Ernst Röver war zweimal verheiratet, aus den Ehen gingen drei Töchter und zwei Söhne hervor. Während Hans Röver, ein Flugzeugbauer und Flugpionier, im 1. Weltkrieg ums Leben kam, ging der Erstgeborene, Ernst junior, als Großgrundbesitzer nach Tansania. Somit trat keiner der Söhne in die Fußstapfen des Vaters und die Orgelbautradition in Hausneindorf erlosch mit dem Tod Ernst Rövers im Jahr 1923 nach einem Schlaganfall.
Ernst Röver war kurioserweise Inhaber des Kaiserlichen Reichspatens für einen Flugzeugrumpf, den sogenannten Röver-Rumpf (1912). Warum er und nicht sein Sohn Hans das Patent erhielt oder ob gar alle drei Rövers zusammen daran gearbeitet hatten, bleibt ungeklärt.

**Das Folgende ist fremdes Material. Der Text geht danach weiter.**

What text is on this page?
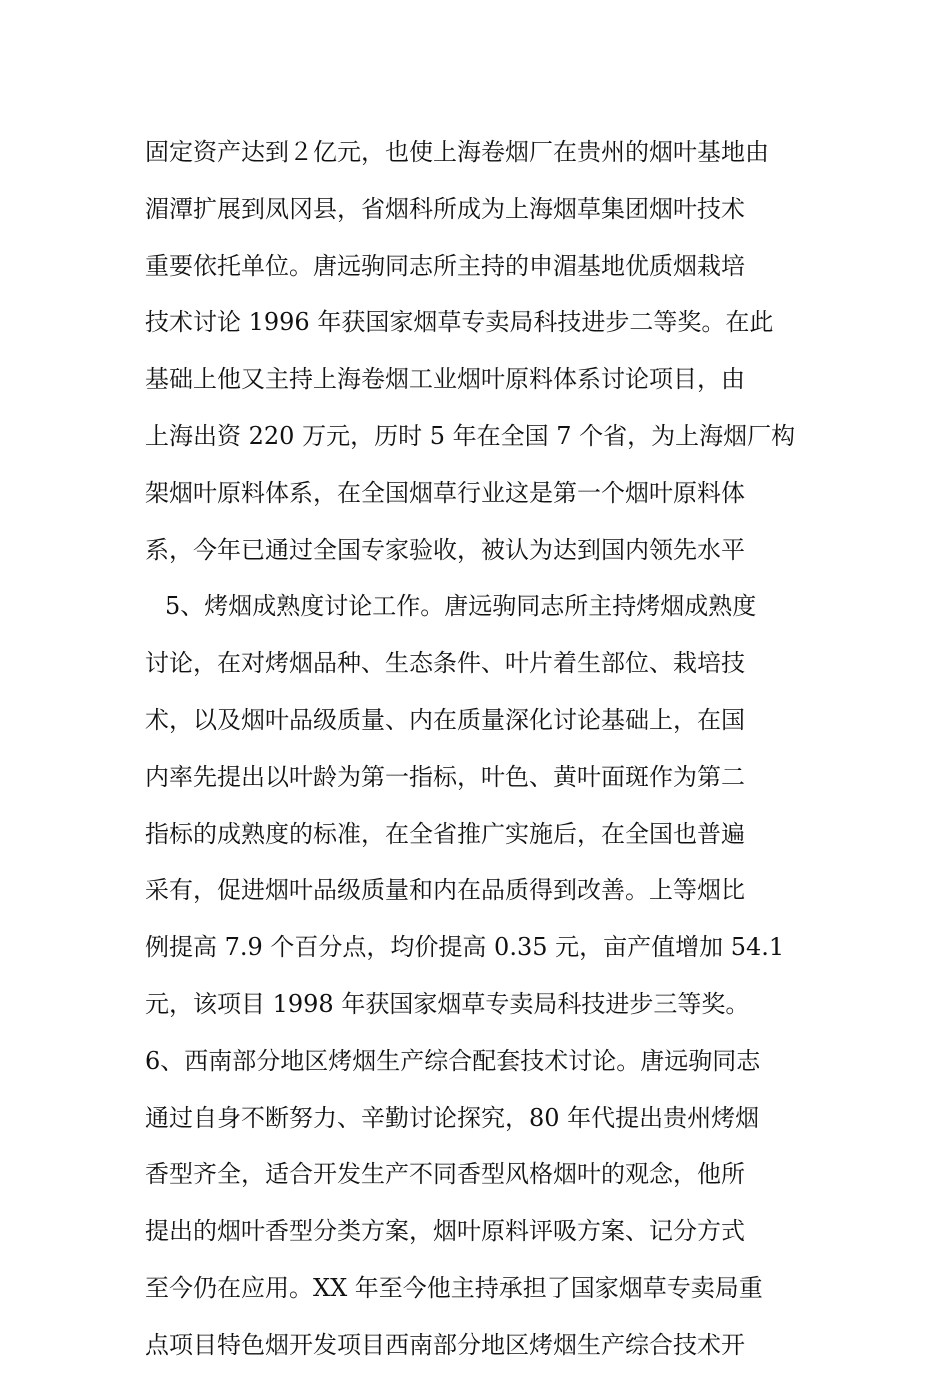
固定资产达到２亿元，也使上海卷烟厂在贵州的烟叶基地由
湄潭扩展到凤冈县，省烟科所成为上海烟草集团烟叶技术
重要依托单位。唐远驹同志所主持的申湄基地优质烟栽培
技术讨论 1996 年获国家烟草专卖局科技进步二等奖。在此
基础上他又主持上海卷烟工业烟叶原料体系讨论项目，由
上海出资 220 万元，历时 5 年在全国 7 个省，为上海烟厂构
架烟叶原料体系，在全国烟草行业这是第一个烟叶原料体
系，今年已通过全国专家验收，被认为达到国内领先水平
5、烤烟成熟度讨论工作。唐远驹同志所主持烤烟成熟度
讨论，在对烤烟品种、生态条件、叶片着生部位、栽培技
术，以及烟叶品级质量、内在质量深化讨论基础上，在国
内率先提出以叶龄为第一指标，叶色、黄叶面斑作为第二
指标的成熟度的标准，在全省推广实施后，在全国也普遍
采有，促进烟叶品级质量和内在品质得到改善。上等烟比
例提高 7.9 个百分点，均价提高 0.35 元，亩产值增加 54.1
元，该项目 1998 年获国家烟草专卖局科技进步三等奖。
6、西南部分地区烤烟生产综合配套技术讨论。唐远驹同志
通过自身不断努力、辛勤讨论探究，80 年代提出贵州烤烟
香型齐全，适合开发生产不同香型风格烟叶的观念，他所
提出的烟叶香型分类方案，烟叶原料评吸方案、记分方式
至今仍在应用。XX 年至今他主持承担了国家烟草专卖局重
点项目特色烟开发项目西南部分地区烤烟生产综合技术开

In Sachsen-Anhalt sind noch 57 Röver-Orgeln erhalten (vgl. Günther 2004, S. 124), darunter die Orgeln in der Marktkirche St. Benedikti in Quedlinburg (1888), der St.-Petri-Kirche in Hausneindorf (1892, Rövers Vorführinstrument, von ihm selbst 1914 modernisiert und um vier Register erweitert) und im Magdeburger Domgymnasium (1900) sowie die Orgel der St.-Bonifatius-Kirche in Ditfurt , das „mit Abstand […] repräsentativste erhaltene Werk Ernst Rövers“ (ebd., S. 129). Zu dieser Orgel heißt es im Abnahmegutachten des Komponisten und Orgelsachverständigen Prof. Rudolph Palme aus dem Jahr 1903: „Soll man die famose Tongrundlage der Principale loben, oder sein Wohlgefallen an den schönen Gambenstimmen ausdrücken, von den glanzvoll wirkenden Rohrwerken sprechen, den sanften Stimmen im Oberwerk besonderen Beifall spenden? Man wird eben durch alle Tonwirkungen gefesselt, ganz besonders durch die herrlichen Klangeffekte der Oberwerkstimmen höchst sympathisch berührt. Dazu entwickelt das volle Werk, getragen durch die gute Akustik des schönen Kirchenraumes, eine große Noblesse, Kraft und Fülle des Tons. Die Tonhöhe der Orgel ist ein Normalton, die Stimmung rein und präzis, die Spielart sehr angenehm und bequem. Die ganze Orgel ist ein Meisterwerk ersten Ranges, Material und Arbeit sind ganz vorzüglich, die Intonation charakteristisch, sehr schön die Tonwirkung in den einzelnen Stimmen, wie im vollen Werke ganz ausgezeichnet.“ (Quelle: https://www.youtube.com/watch?v=W29ohiMYk-Q)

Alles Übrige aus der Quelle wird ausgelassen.